Aprire lo sguardo e portare l’attenzione alla molteplicità dell’ambiente, ma anche alla molteplicità del soggetto, le superfici e le informazioni del corpo, gli stati, le relazioni di questo con lo spazio. Il lavoro è stato serrato e intenso, senza l’arroganza di calare sulle cose in maniera gerarchica, ma facendole entrare da sotto e aspettare che emergano.
La calma insieme all’accoglienza, la cura e l’attenzione di tutte le persone che animano La Pelanda, ci hanno permesso di immergerci in una residenza davvero di ricerca. E poi tornare al lavoro, nutrite, finalmente, dalla possibilità di riattivare dialoghi e processi condivisi, ci ha restituito molto, anche una certa sensazione di libertà che ci siamo prese e che il contesto ha reso possibile.

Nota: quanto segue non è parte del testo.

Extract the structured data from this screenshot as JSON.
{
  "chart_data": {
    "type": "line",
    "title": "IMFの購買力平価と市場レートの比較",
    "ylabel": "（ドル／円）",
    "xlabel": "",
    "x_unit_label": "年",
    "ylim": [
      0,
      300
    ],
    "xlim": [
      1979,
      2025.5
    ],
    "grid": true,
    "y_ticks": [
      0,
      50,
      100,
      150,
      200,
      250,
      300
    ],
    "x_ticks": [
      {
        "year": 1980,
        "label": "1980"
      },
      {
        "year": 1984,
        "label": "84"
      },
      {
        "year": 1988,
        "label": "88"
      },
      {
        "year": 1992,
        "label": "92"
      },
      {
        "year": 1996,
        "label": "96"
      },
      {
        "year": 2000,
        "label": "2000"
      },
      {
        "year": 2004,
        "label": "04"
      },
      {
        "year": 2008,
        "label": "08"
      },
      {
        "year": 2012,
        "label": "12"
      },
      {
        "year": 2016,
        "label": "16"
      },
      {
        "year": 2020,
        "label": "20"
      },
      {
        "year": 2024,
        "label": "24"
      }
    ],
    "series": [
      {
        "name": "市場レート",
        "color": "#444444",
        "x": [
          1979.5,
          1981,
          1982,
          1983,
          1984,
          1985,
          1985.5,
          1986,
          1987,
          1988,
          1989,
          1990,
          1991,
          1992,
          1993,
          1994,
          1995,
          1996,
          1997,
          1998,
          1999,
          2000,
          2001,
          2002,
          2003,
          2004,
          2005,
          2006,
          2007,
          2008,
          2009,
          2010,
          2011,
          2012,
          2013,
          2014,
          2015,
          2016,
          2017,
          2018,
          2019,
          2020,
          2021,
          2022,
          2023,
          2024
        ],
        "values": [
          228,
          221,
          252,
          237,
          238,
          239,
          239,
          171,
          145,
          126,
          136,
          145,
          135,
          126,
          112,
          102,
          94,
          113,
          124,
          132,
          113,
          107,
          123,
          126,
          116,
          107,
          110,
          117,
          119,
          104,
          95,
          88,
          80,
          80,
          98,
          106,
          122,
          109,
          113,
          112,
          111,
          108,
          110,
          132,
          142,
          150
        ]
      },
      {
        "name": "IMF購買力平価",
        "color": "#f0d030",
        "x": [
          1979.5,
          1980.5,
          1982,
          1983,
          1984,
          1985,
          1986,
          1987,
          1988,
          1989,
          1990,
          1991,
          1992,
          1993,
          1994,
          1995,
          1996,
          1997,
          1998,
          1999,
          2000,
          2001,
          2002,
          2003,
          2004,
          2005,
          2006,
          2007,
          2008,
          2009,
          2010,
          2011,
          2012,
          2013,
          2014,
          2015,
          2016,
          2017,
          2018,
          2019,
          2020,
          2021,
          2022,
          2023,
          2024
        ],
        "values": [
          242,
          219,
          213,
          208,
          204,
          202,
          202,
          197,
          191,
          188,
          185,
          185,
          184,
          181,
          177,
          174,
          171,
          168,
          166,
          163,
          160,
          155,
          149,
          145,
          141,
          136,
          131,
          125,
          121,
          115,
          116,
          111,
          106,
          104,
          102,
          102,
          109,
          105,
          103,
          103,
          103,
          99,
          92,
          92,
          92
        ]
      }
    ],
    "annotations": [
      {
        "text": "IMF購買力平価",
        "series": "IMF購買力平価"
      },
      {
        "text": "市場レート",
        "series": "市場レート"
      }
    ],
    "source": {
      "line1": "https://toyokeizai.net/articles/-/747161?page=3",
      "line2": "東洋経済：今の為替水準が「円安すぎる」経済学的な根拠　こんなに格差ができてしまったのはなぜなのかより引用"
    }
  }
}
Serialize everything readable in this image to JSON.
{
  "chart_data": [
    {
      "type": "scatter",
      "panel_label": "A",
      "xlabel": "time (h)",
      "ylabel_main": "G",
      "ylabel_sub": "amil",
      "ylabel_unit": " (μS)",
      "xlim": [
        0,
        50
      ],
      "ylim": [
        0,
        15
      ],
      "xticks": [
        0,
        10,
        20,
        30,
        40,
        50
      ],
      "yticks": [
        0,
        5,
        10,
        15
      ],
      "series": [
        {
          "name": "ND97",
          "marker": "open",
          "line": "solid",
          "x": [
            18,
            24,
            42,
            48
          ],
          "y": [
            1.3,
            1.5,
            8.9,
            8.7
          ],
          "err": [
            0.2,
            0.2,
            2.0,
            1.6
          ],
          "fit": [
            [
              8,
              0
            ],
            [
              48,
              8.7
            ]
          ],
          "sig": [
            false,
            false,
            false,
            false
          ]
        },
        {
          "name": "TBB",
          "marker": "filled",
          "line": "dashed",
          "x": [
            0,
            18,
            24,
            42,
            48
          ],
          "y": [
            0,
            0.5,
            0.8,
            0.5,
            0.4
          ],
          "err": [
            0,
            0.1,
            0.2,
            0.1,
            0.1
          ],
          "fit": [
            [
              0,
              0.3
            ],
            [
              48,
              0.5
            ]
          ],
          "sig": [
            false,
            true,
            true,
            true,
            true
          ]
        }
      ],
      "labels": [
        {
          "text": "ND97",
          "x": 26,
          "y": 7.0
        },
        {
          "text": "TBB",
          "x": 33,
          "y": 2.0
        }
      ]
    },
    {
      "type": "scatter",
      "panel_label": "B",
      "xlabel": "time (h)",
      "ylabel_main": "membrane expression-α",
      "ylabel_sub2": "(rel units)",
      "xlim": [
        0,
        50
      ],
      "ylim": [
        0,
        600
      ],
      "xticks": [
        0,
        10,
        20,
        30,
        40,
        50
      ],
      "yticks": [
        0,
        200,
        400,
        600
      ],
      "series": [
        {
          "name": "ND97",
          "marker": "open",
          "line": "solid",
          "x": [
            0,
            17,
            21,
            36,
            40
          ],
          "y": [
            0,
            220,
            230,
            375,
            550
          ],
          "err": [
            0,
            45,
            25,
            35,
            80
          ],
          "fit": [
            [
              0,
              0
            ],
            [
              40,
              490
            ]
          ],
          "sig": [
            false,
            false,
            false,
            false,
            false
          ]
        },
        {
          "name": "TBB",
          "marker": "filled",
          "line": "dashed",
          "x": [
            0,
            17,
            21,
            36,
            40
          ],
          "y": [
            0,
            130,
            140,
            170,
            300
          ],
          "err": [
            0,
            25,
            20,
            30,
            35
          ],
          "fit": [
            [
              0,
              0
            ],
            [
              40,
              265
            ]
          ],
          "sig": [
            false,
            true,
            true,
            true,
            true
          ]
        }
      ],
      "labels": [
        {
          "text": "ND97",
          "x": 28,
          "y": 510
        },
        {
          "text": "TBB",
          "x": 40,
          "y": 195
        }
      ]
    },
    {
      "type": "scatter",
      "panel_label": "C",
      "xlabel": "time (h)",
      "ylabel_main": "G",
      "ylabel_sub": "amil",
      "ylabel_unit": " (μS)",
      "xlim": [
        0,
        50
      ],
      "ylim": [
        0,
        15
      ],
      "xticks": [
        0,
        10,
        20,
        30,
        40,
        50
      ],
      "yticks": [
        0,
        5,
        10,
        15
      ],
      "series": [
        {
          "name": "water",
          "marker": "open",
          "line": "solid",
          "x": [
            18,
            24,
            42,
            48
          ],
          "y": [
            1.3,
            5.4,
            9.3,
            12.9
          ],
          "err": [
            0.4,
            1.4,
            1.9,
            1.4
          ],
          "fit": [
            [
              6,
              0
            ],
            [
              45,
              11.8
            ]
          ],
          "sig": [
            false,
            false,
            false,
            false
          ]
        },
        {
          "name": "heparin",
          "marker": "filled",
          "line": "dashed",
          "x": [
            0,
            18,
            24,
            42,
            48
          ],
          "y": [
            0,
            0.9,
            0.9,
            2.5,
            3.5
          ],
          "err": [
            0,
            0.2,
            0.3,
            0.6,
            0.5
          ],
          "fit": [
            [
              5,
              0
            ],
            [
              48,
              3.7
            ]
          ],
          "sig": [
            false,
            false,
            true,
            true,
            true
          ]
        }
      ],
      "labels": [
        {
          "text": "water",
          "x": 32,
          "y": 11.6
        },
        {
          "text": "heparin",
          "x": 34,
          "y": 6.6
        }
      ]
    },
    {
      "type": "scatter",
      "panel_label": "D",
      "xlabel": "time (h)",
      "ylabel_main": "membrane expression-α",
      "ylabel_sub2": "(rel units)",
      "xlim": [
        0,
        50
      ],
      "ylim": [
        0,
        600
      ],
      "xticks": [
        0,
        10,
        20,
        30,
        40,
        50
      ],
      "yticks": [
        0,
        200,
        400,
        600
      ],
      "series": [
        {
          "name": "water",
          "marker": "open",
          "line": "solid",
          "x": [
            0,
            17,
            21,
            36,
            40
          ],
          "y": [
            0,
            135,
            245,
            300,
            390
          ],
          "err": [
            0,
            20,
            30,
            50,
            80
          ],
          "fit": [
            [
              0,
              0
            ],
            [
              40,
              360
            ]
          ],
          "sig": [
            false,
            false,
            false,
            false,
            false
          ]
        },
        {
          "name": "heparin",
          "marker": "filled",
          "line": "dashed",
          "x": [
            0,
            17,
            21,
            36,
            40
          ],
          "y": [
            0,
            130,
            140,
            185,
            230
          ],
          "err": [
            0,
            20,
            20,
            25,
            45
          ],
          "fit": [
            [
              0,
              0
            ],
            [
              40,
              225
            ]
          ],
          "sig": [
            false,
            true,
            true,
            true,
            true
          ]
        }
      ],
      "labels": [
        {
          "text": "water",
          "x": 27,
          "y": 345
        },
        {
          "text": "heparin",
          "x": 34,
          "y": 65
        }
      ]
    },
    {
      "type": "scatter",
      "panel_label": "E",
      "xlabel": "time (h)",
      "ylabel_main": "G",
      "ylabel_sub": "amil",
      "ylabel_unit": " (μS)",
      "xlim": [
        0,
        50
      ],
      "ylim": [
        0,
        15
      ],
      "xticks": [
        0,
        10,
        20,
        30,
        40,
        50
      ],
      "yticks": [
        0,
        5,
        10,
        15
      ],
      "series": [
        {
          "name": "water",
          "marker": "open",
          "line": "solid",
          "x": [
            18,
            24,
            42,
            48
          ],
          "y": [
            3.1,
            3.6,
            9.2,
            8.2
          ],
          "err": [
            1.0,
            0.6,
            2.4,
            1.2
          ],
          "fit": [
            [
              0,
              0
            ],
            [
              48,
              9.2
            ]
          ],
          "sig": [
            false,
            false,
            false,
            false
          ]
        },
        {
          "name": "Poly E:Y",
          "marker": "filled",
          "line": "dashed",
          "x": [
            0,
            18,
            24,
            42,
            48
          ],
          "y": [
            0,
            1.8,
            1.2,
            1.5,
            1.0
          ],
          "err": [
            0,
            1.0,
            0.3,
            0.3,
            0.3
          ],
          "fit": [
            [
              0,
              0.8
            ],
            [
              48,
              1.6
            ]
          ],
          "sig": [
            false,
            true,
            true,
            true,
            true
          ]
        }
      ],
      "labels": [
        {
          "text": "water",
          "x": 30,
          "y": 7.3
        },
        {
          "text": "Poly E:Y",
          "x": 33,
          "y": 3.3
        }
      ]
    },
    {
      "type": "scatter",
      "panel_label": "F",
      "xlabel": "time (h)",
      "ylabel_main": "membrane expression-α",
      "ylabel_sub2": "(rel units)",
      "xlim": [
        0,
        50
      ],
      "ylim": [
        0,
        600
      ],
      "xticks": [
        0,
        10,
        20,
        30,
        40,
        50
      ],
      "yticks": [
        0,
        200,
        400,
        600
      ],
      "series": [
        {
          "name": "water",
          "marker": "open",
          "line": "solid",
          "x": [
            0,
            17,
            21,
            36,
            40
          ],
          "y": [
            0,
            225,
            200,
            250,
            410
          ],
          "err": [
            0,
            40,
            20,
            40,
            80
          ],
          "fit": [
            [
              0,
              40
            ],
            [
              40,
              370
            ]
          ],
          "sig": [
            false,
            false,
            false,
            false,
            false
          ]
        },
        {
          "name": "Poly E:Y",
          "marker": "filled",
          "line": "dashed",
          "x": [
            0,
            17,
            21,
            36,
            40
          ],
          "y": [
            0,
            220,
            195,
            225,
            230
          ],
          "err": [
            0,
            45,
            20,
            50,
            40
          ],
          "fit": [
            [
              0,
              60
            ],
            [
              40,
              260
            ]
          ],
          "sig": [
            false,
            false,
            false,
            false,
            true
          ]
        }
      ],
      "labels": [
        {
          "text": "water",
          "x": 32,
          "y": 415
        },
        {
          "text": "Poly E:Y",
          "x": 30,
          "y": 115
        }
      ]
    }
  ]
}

«L’individuo non è, a pieno titolo, in relazione né con sé stesso né con altre realtà: esso, piuttosto, è della relazione, e non in relazione, poiché la relazione è operazione intensa, centro attivo.»
(G. Simondon, L’individuazione alla luce delle nozioni di forma e d’informazione)
Marina ci ha inviato alcuni brani che hanno accompagnato la costruzione del lavoro, questo di Simondon è significativo rispetto alla pratica artistica che Marina sta portando avanti, e, anche, rispetto alle parole che usa ripercorrendo il suo periodo di residenza. La costruzione del lavoro artistico non è un sistema chiuso, ma è, anche essa, parte della relazione. Una relazione che si da non solo in ambito prettamente artistico ma in costante dialogo con i luoghi che accolgono la ricerca.
«La libertà, l’ordine del {decisionale}, è la discontinuità dell’istante; nel suo {esercizio}, essa non è invenzione ex nihilo, essa è modulazione — C’è una potenza fisica del fare o del non fare, del sì e del no — ma essa non è la libertà. Essa è un sine qua non… della libertà. La libertà è sempre {gestione} di un’eredità.»
È una frase di Merleau-Ponty, tratta da Notes de Travail Inédites, che Marina cita a proposito delle fonti teoriche che hanno informato il lavoro.
Questa frase ci fa venire in mente l’atto della resa che abbiamo visto nel lavoro. Non c’è mai nulla di nuovo, ma è nel lasciare le cose emergere che si trovano nuovi sguardi e connessioni, la bellezza di trovare un proprio pensiero espresso altrove, nelle parole di un’altra persona.